Hackathon, kesako ? Ce mot est une fusion entre hack et marathon. Il correspond à un événement où des personnes, principalement des développeurs informatiques, se réunissent pour faire de la programmation informatique collaborative sur plusieurs jours. Leur objectif : résoudre un projet commun le plus vite possible.

  •  Plus sur l’événement

    Le premier événement du genre organisé par l’Onema avait pour objectif de pouvoir juger en pratique l’accessibilité et le partage des données ouvertes sur l’eau pour les professionnels du secteur. Cet hackathon s’inscrit dans le plan d’action pour l’accès aux données sur l’eau adopté par le Comité national de l’eau en décembre 2013, en réponse au rapport remis lors de la conférence environnementale pointant le manque de lisibilité et d’accès au public de ces données.

    Recrutés par mail ou par tweet, les 35 participants volontaires ont planché près de 9 heures sur le sujet.
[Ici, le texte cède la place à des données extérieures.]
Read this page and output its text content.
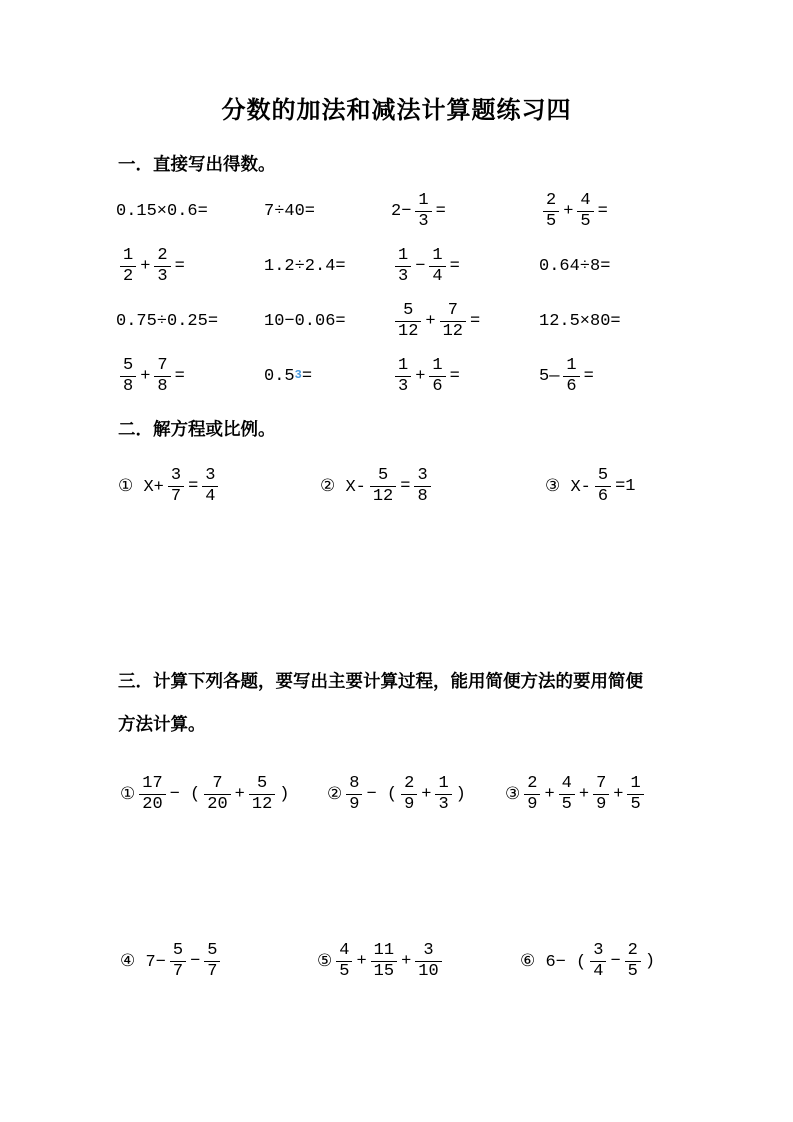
分数的加法和减法计算题练习四
一．直接写出得数。
0.15×0.6=	7÷40=	$2- \frac{1}{3}$ =	$\frac{2}{5} + \frac{4}{5}$ =
$\frac{1}{2} + \frac{2}{3}$ =	1.2÷2.4=	$\frac{1}{3} - \frac{1}{4}$ =	0.64÷8=
0.75÷0.25=	10−0.06=	$\frac{5}{12} + \frac{7}{12}$ =	12.5×80=
$\frac{5}{8} + \frac{7}{8}$ =	$0.5^3$ =	$\frac{1}{3} + \frac{1}{6}$ =	5— $\frac{1}{6}$ =
二．解方程或比例。
① $X+ \frac{3}{7} = \frac{3}{4}$	② $X- \frac{5}{12} = \frac{3}{8}$	③ $X- \frac{5}{6} =1$
三．计算下列各题，要写出主要计算过程，能用简便方法的要用简便
方法计算。
① $\frac{17}{20}$ − ( $\frac{7}{20} + \frac{5}{12}$ ) ② $\frac{8}{9}$ − ( $\frac{2}{9} + \frac{1}{3}$ ) ③ $\frac{2}{9} + \frac{4}{5} + \frac{7}{9} + \frac{1}{5}$
④ $7- \frac{5}{7} - \frac{5}{7}$	⑤ $\frac{4}{5} + \frac{11}{15} + \frac{3}{10}$	⑥ 6− ( $\frac{3}{4} - \frac{2}{5}$ )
Parmi eux, des journalistes, des ingénieurs de bureaux d’études, des web-entrepreneurs, des chercheurs, des gestionnaires de réseaux mais aussi des représentants de l’Onema, du ministère de l’écologie et de la santé, de l’Office international de l’eau, du BRGM. La journée s’est organisée autour de trois chantiers : le croisement des données sur l’eau, y compris les informations ne provenant pas du système d’information sur l’eau (SIE) ; les modalités de diffusion de ces données pour en faciliter leur réutilisation ; et leur représentation graphique, encore nommée data visualisation.

    Si le temps a manqué, cette première expérience permet déjà de tirer plusieurs conclusions. La plupart des données gérées par le SIE sont accessibles librement sur Internet, sous licence ouverte. Seules les données sur les débits des cours d’eau, accessibles sous réserve d’un login et d’un mot de passe, et les données de vente sur les pesticides (accès limité pour cause de secret fiscal), font exception. Leur récupération sous forme réutilisable reste cependant longue et difficile. En effet, les interfaces d’accès aux données sur les sites professionnels proposent de nombreux critères de sélection, certainement adaptés à des professionnels du domaine, mais rendant la récupération des données très laborieuse, voire souvent infaisable par un acteur extérieur au domaine. Enfin, les formats de données proposées par le SIE sont le plus souvent orientés vers les relations entre les machines plutôt que vers les réutilisateurs professionnels. Quant aux autres sources de données, elles sont en général moins librement accessibles, excepté celles provenant du site européen Eionet sur la baignade et l’eau potable. Autre point noir pour les données en dehors du SIE, certaines ne sont pas réutilisables car elles ne possèdent pas de données pivots permettant leur mise en relation avec d’autres données (code Insee des communes, coordonnées).

    À l’Onema, un travail sur la définition de formats des données adaptés aux réutilisateurs, en plus de ceux existants, est déjà engagé. Le SIE compte déjà sur le prochain hackathon en 2015 pour continuer dans ce sens et aussi pouvoir explorer d’autres problématiques pour toujours améliorer l’accessibilité aux données du SIE.